Performing Daily Incremental Upload from OSS to MaxCompute Using Data Integration
By Jonathan Peng, Staff Solutions Architect
Global businesses are facing increasing complexity and market volatility amid today’s fierce competition. In response to this, all business functions are turning to data-driven strategies as a means to manage this increasing uncertainty. A data-driven approach also helps organizations better understand their customer bases and allows them to grow their businesses. Growth in digital technologies has given organizations the ability to analyze more data, even in real time. This in turn has generated more and more data to help fuel enterprises’ needs.
However with this increase, there needs to be an effective way of storing large amounts of data. Nowadays, most organizations would use cloud solutions, such as Alibaba Cloud’s Object Storage Service (OSS), as a data storage, data lake, and for data backups. In some cases, an organization may put all their Internet of Things (IoT) data into a file format and store it in the cloud for backup, as well as using it for historical data analysis.

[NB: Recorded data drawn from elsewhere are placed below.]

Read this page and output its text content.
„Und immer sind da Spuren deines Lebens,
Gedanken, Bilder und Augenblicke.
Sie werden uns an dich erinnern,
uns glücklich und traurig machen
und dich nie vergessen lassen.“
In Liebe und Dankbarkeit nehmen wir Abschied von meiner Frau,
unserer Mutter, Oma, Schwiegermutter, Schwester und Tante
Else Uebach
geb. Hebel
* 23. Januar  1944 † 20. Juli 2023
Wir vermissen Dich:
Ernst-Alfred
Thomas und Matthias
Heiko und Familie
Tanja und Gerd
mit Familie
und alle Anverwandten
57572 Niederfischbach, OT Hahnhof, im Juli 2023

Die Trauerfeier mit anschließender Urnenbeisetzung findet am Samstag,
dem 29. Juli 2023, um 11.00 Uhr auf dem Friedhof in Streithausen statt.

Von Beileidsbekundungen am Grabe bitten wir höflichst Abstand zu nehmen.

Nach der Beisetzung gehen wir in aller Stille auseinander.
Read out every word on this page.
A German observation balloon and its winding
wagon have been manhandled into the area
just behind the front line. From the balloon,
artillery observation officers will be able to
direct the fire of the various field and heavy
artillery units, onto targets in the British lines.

So, how can we devise a solution to import data from OSS into MaxCompute on a daily basis in an easy way?
Incremental Synchronization of OSS Data
This scenario allows you to partition easily based on the data generation pattern because the data remains unchanged after being generated. Typically, you can partition by date, such as creating one partition on a daily basis.

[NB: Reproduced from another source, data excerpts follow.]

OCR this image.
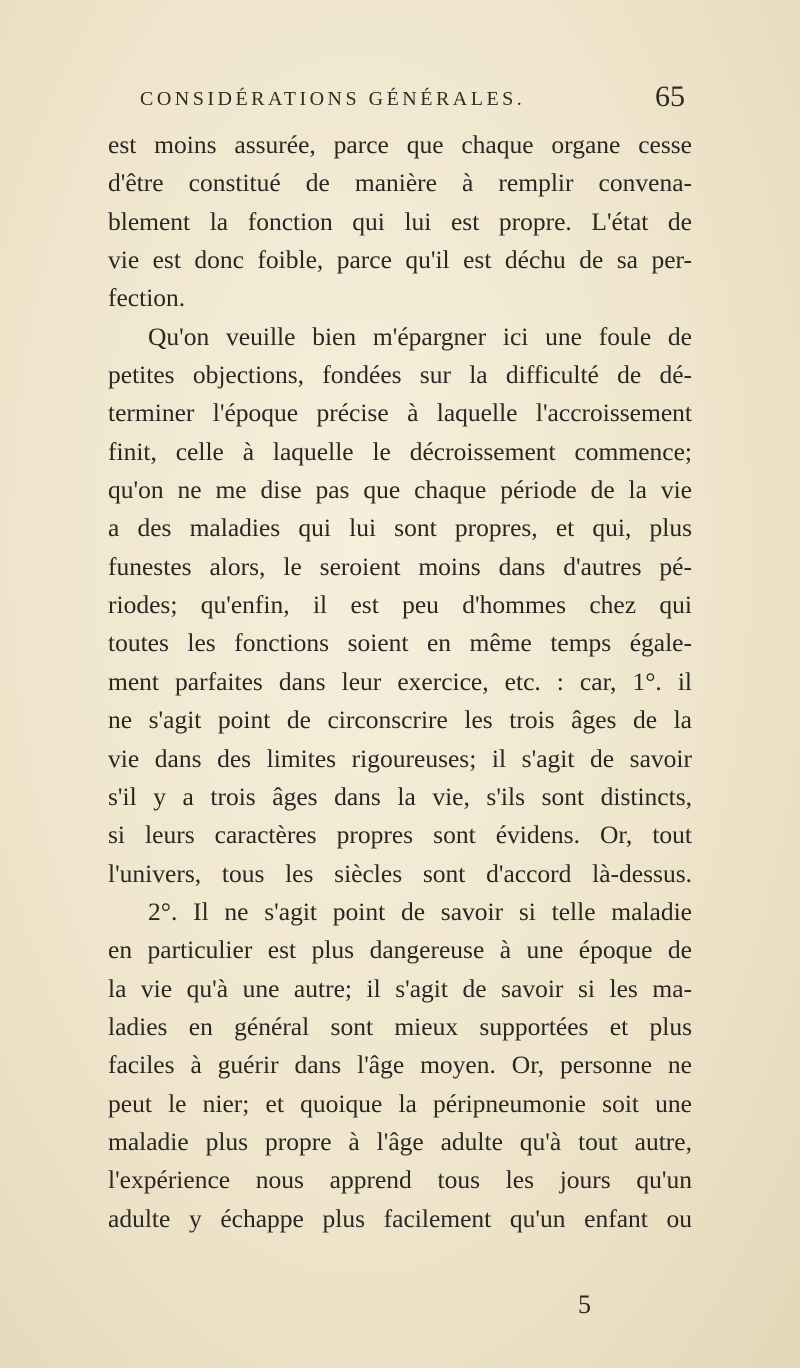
CONSIDÉRATIONS GÉNÉRALES.	65
est moins assurée, parce que chaque organe cesse
d'être constitué de manière à remplir convena-
blement la fonction qui lui est propre. L'état de
vie est donc foible, parce qu'il est déchu de sa per-
fection.
Qu'on veuille bien m'épargner ici une foule de
petites objections, fondées sur la difficulté de dé-
terminer l'époque précise à laquelle l'accroissement
finit, celle à laquelle le décroissement commence;
qu'on ne me dise pas que chaque période de la vie
a des maladies qui lui sont propres, et qui, plus
funestes alors, le seroient moins dans d'autres pé-
riodes; qu'enfin, il est peu d'hommes chez qui
toutes les fonctions soient en même temps égale-
ment parfaites dans leur exercice, etc. : car, 1°. il
ne s'agit point de circonscrire les trois âges de la
vie dans des limites rigoureuses; il s'agit de savoir
s'il y a trois âges dans la vie, s'ils sont distincts,
si leurs caractères propres sont évidens. Or, tout
l'univers, tous les siècles sont d'accord là-dessus.
2°. Il ne s'agit point de savoir si telle maladie
en particulier est plus dangereuse à une époque de
la vie qu'à une autre; il s'agit de savoir si les ma-
ladies en général sont mieux supportées et plus
faciles à guérir dans l'âge moyen. Or, personne ne
peut le nier; et quoique la péripneumonie soit une
maladie plus propre à l'âge adulte qu'à tout autre,
l'expérience nous apprend tous les jours qu'un
adulte y échappe plus facilement qu'un enfant ou
5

Generate the data with the name “IOTDataSet”+”date”.csv for each date and upload it to OSS bucket. Here we have created a sample file named “IOTDataSet20180824.csv” and uploaded it to OSS. The format of the date for your data should be in yyyymmddhhmmss, which specifies the scheduled time (Year Month Date Hour Minute Second) for the routinely scheduled instance by Data Integration.
Upload IOTDataSet20180824.csv to OSS as below.

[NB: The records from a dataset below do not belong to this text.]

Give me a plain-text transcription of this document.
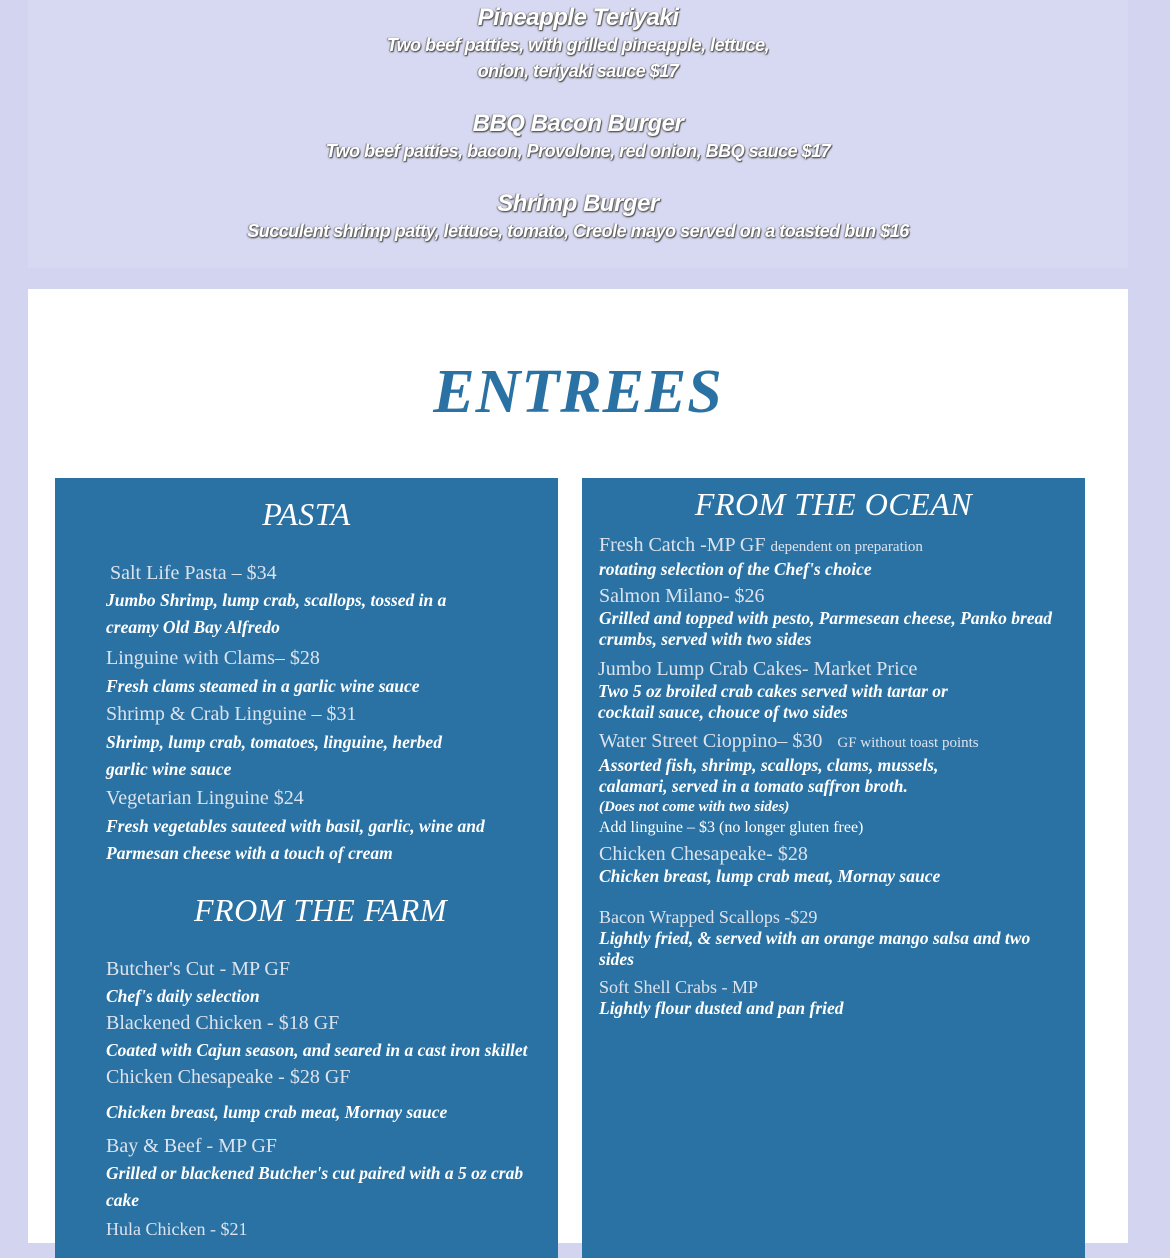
Pineapple Teriyaki
Two beef patties, with grilled pineapple, lettuce, onion, teriyaki sauce $17
BBQ Bacon Burger
Two beef patties, bacon, Provolone, red onion, BBQ sauce $17
Shrimp Burger
Succulent shrimp patty, lettuce, tomato, Creole mayo served on a toasted bun $16
ENTREES
PASTA
Salt Life Pasta – $34
Jumbo Shrimp, lump crab, scallops, tossed in a creamy Old Bay Alfredo
Linguine with Clams– $28
Fresh clams steamed in a garlic wine sauce
Shrimp & Crab Linguine – $31
Shrimp, lump crab, tomatoes, linguine, herbed garlic wine sauce
Vegetarian Linguine $24
Fresh vegetables sauteed with basil, garlic, wine and Parmesan cheese with a touch of cream
FROM THE FARM
Butcher's Cut - MP GF
Chef's daily selection
Blackened Chicken - $18 GF
Coated with Cajun season, and seared in a cast iron skillet
Chicken Chesapeake - $28 GF
Chicken breast, lump crab meat, Mornay sauce
Bay & Beef - MP GF
Grilled or blackened Butcher's cut paired with a 5 oz crab cake
Hula Chicken - $21
FROM THE OCEAN
Fresh Catch -MP GF dependent on preparation
rotating selection of the Chef's choice
Salmon Milano- $26
Grilled and topped with pesto, Parmesean cheese, Panko bread crumbs, served with two sides
Jumbo Lump Crab Cakes- Market Price
Two 5 oz broiled crab cakes served with tartar or cocktail sauce, chouce of two sides
Water Street Cioppino– $30 GF without toast points
Assorted fish, shrimp, scallops, clams, mussels, calamari, served in a tomato saffron broth.
(Does not come with two sides)
Add linguine – $3 (no longer gluten free)
Chicken Chesapeake- $28
Chicken breast, lump crab meat, Mornay sauce
Bacon Wrapped Scallops -$29
Lightly fried, & served with an orange mango salsa and two sides
Soft Shell Crabs - MP
Lightly flour dusted and pan fried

Then, open the DataWorks console and navigate to Data Source. Detailed steps are described here: https://www.alibabacloud.com/help/doc-detail/47762.htm
Add data source in Data Integration.
Create a table “IOTDataSet” in DataWorks for the data.
Configure a task to synchronize the data and the object name should be set as shown in the image below.
Map Fields in the Same Line
And set the controls for data sync process.
Run the task and use the date as the file’s name.
That’s it. You should see an output similar to the image below.
And you can now query the data from MaxCompute’s table.
As our last step, set the schedule for the synchronize task and put the Recurrence as daily.
As the schedule task is running, now we can synchronize data from OSS to MaxCompute on a daily basis.